Substituted 4-(thiazol-5-yl)-2-(phenylamino)pyrimidines are highly active CDK9 inhibitors: Synthesis, X-ray crystal structures, structure-activity relationship, and anticancer activities
Shao, Hao,Shi, Shenhua,Huang, Shiliang,Hole, Alison J.,Abbas, Abdullahi Y.,Baumli, Sonja,Liu, Xiangrui,Lam, Frankie,Foley, David W.,Fischer, Peter M.,Noble, Martin,Endicott, Jane A.,Pepper, Chris,Wang, Shudong
, p. 640 - 659 (2013/03/28)
Cancer cells often have a high demand for antiapoptotic proteins in order to resist programmed cell death. CDK9 inhibition selectively targets survival proteins and reinstates apoptosis in cancer cells.
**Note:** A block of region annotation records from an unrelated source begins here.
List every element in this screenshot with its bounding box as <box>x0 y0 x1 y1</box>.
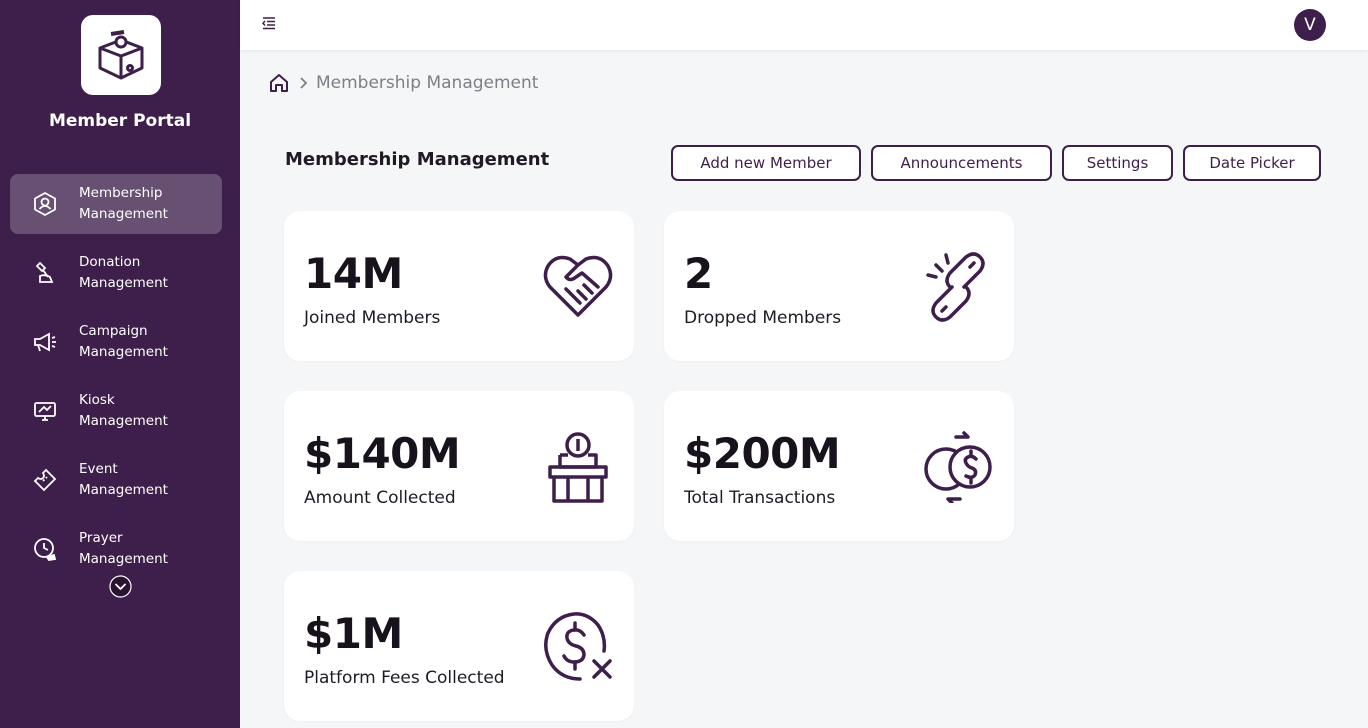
charity-box-icon <box>98 30 144 80</box>
stat-card-total-transactions: $200M Total Transactions <box>664 391 1014 541</box>
app-logo[interactable] <box>81 15 161 95</box>
user-avatar[interactable]: V <box>1294 9 1326 41</box>
chevron-down-icon[interactable] <box>109 575 132 598</box>
stat-label: Amount Collected <box>304 488 456 508</box>
clock-hand-icon <box>34 538 57 561</box>
stat-value: 2 <box>684 249 713 298</box>
sidebar-item-campaign[interactable]: Campaign Management <box>10 312 222 372</box>
kiosk-icon <box>34 402 56 421</box>
coins-exchange-icon <box>924 431 992 503</box>
sidebar-item-event[interactable]: Event Management <box>10 450 222 510</box>
stat-card-joined-members: 14M Joined Members <box>284 211 634 361</box>
announcements-button[interactable]: Announcements <box>871 145 1052 181</box>
stat-label: Dropped Members <box>684 308 842 328</box>
menu-collapse-icon[interactable] <box>261 15 277 31</box>
sidebar-item-label: Campaign Management <box>79 323 168 360</box>
add-member-button[interactable]: Add new Member <box>671 145 861 181</box>
sidebar-item-prayer[interactable]: Prayer Management <box>10 519 222 579</box>
sidebar-item-label: Event Management <box>79 461 168 498</box>
donation-icon <box>35 261 54 283</box>
broken-link-icon <box>926 252 985 322</box>
stat-card-dropped-members: 2 Dropped Members <box>664 211 1014 361</box>
app-title: Member Portal <box>48 111 192 131</box>
stat-label: Total Transactions <box>684 488 836 508</box>
ticket-icon <box>33 468 57 492</box>
stat-value: 14M <box>304 249 403 298</box>
stat-value: $140M <box>304 429 461 478</box>
breadcrumb: Membership Management <box>268 70 538 96</box>
dollar-cross-icon <box>544 612 612 681</box>
stat-value: $200M <box>684 429 841 478</box>
stat-card-platform-fees: $1M Platform Fees Collected <box>284 571 634 721</box>
sidebar-item-label: Donation Management <box>79 254 168 291</box>
heart-handshake-icon <box>543 255 613 317</box>
sidebar-item-membership[interactable]: Membership Management <box>10 174 222 234</box>
sidebar: Member Portal Membership Management Dona… <box>0 0 240 728</box>
sidebar-item-label: Prayer Management <box>79 530 168 567</box>
stat-card-amount-collected: $140M Amount Collected <box>284 391 634 541</box>
donation-box-icon <box>548 432 608 503</box>
sidebar-item-label: Kiosk Management <box>79 392 168 429</box>
chevron-right-icon <box>300 77 308 89</box>
stat-label: Joined Members <box>304 308 441 328</box>
sidebar-item-label: Membership Management <box>79 185 168 222</box>
sidebar-item-donation[interactable]: Donation Management <box>10 243 222 303</box>
page-title: Membership Management <box>285 149 550 170</box>
top-bar: V <box>240 0 1368 50</box>
megaphone-icon <box>34 332 56 352</box>
stat-label: Platform Fees Collected <box>304 668 505 688</box>
date-picker-button[interactable]: Date Picker <box>1183 145 1321 181</box>
stat-value: $1M <box>304 609 403 658</box>
membership-icon <box>34 191 56 217</box>
breadcrumb-current: Membership Management <box>316 73 539 93</box>
settings-button[interactable]: Settings <box>1062 145 1173 181</box>
home-icon[interactable] <box>268 72 290 94</box>
sidebar-item-kiosk[interactable]: Kiosk Management <box>10 381 222 441</box>
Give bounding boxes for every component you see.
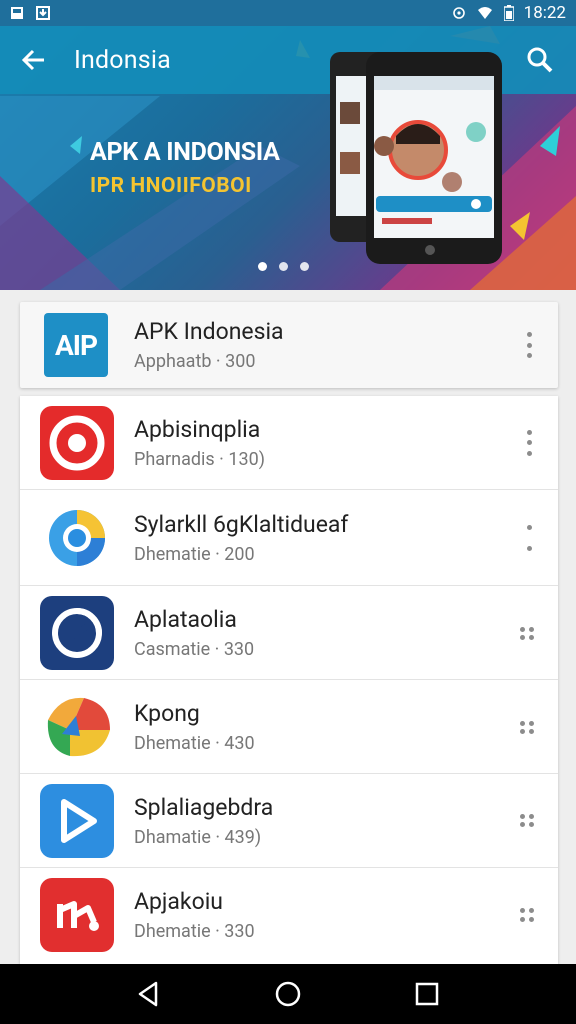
more-options-icon[interactable] bbox=[520, 908, 534, 922]
chrome-like-icon bbox=[40, 501, 114, 575]
nav-home-icon[interactable] bbox=[273, 979, 303, 1009]
target-icon bbox=[40, 405, 114, 480]
nav-recents-icon[interactable] bbox=[412, 979, 442, 1009]
app-meta: Dhematie · 430 bbox=[134, 732, 255, 754]
play-icon bbox=[40, 783, 114, 858]
nav-back-icon[interactable] bbox=[134, 979, 164, 1009]
navigation-bar bbox=[0, 964, 576, 1024]
app-name: Apbisinqplia bbox=[134, 415, 261, 443]
app-name: Sylarkll 6gKlaltidueaf bbox=[134, 510, 349, 538]
more-options-icon[interactable] bbox=[524, 332, 534, 358]
status-time: 18:22 bbox=[523, 3, 566, 23]
search-icon[interactable] bbox=[524, 44, 556, 76]
hero-subhead: IPR HNOIIFOBOI bbox=[90, 174, 252, 198]
app-name: Kpong bbox=[134, 699, 200, 727]
arrow-back-icon[interactable] bbox=[20, 46, 48, 74]
more-options-icon[interactable] bbox=[520, 626, 534, 640]
carousel-dot[interactable] bbox=[279, 262, 288, 271]
list-item[interactable]: Apbisinqplia Pharnadis · 130) bbox=[20, 396, 558, 490]
more-options-icon[interactable] bbox=[524, 524, 534, 551]
more-options-icon[interactable] bbox=[524, 429, 534, 456]
carousel-dot[interactable] bbox=[258, 262, 267, 271]
list-item[interactable]: Splaliagebdra Dhamatie · 439) bbox=[20, 774, 558, 868]
list-item[interactable]: Apjakoiu Dhematie · 330 bbox=[20, 868, 558, 962]
list-item[interactable]: Sylarkll 6gKlaltidueaf Dhematie · 200 bbox=[20, 490, 558, 586]
battery-icon bbox=[503, 5, 514, 21]
app-meta: Dhematie · 330 bbox=[134, 921, 255, 942]
toolbar-title: Indonsia bbox=[74, 45, 171, 75]
maps-like-icon bbox=[40, 690, 114, 764]
download-icon bbox=[36, 6, 50, 20]
featured-app-card[interactable]: AIP APK Indonesia Apphaatb · 300 bbox=[20, 302, 558, 388]
app-name: Aplataolia bbox=[134, 605, 237, 633]
more-options-icon[interactable] bbox=[520, 720, 534, 734]
list-item[interactable]: Aplataolia Casmatie · 330 bbox=[20, 586, 558, 680]
list-item[interactable]: Kpong Dhematie · 430 bbox=[20, 680, 558, 774]
carousel-dot[interactable] bbox=[300, 262, 309, 271]
more-options-icon[interactable] bbox=[520, 813, 534, 828]
app-meta: Apphaatb · 300 bbox=[134, 351, 256, 372]
app-list: Apbisinqplia Pharnadis · 130) Sylarkll 6… bbox=[20, 396, 558, 964]
wifi-icon bbox=[477, 7, 492, 19]
tool-icon bbox=[40, 878, 114, 952]
app-logo-icon: AIP bbox=[44, 313, 108, 377]
app-meta: Pharnadis · 130) bbox=[134, 448, 265, 470]
clock-icon bbox=[40, 595, 114, 670]
hero-banner[interactable]: Indonsia APK A INDONSIA IPR HNOIIFOBOI bbox=[0, 26, 576, 290]
app-meta: Dhematie · 200 bbox=[134, 543, 255, 565]
status-bar: 18:22 bbox=[0, 0, 576, 26]
app-meta: Casmatie · 330 bbox=[134, 638, 255, 660]
carousel-dots[interactable] bbox=[258, 262, 309, 271]
app-name: APK Indonesia bbox=[134, 318, 284, 345]
sim-card-icon bbox=[11, 7, 23, 19]
sync-icon bbox=[452, 7, 465, 19]
app-name: Splaliagebdra bbox=[134, 793, 274, 821]
app-meta: Dhamatie · 439) bbox=[134, 826, 262, 848]
phone-mockup-image bbox=[330, 52, 502, 264]
app-name: Apjakoiu bbox=[134, 888, 223, 915]
hero-headline: APK A INDONSIA bbox=[90, 138, 280, 167]
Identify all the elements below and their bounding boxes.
We designed a series of 4-thiazol-2-anilinopyrimidine derivatives with functional groups attached to the C5-position of the pyrimidine or to the C4-thiazol moiety and investigated their effects on CDK9 potency and selectivity. One of the most selective compounds, 12u inhibits CDK9 with IC50 = 7 nM and shows over 80-fold selectivity for CDK9 versus CDK2. X-ray crystal structures of 12u bound to CDK9 and CDK2 provide insights into the binding modes. This work, together with crystal structures of selected inhibitors in complex with both enzymes described in a companion paper,(34) provides a rationale for the observed SAR. 12u demonstrates potent anticancer activity against primary chronic lymphocytic leukemia cells with a therapeutic window 31- and 107-fold over those of normal B- and T-cells.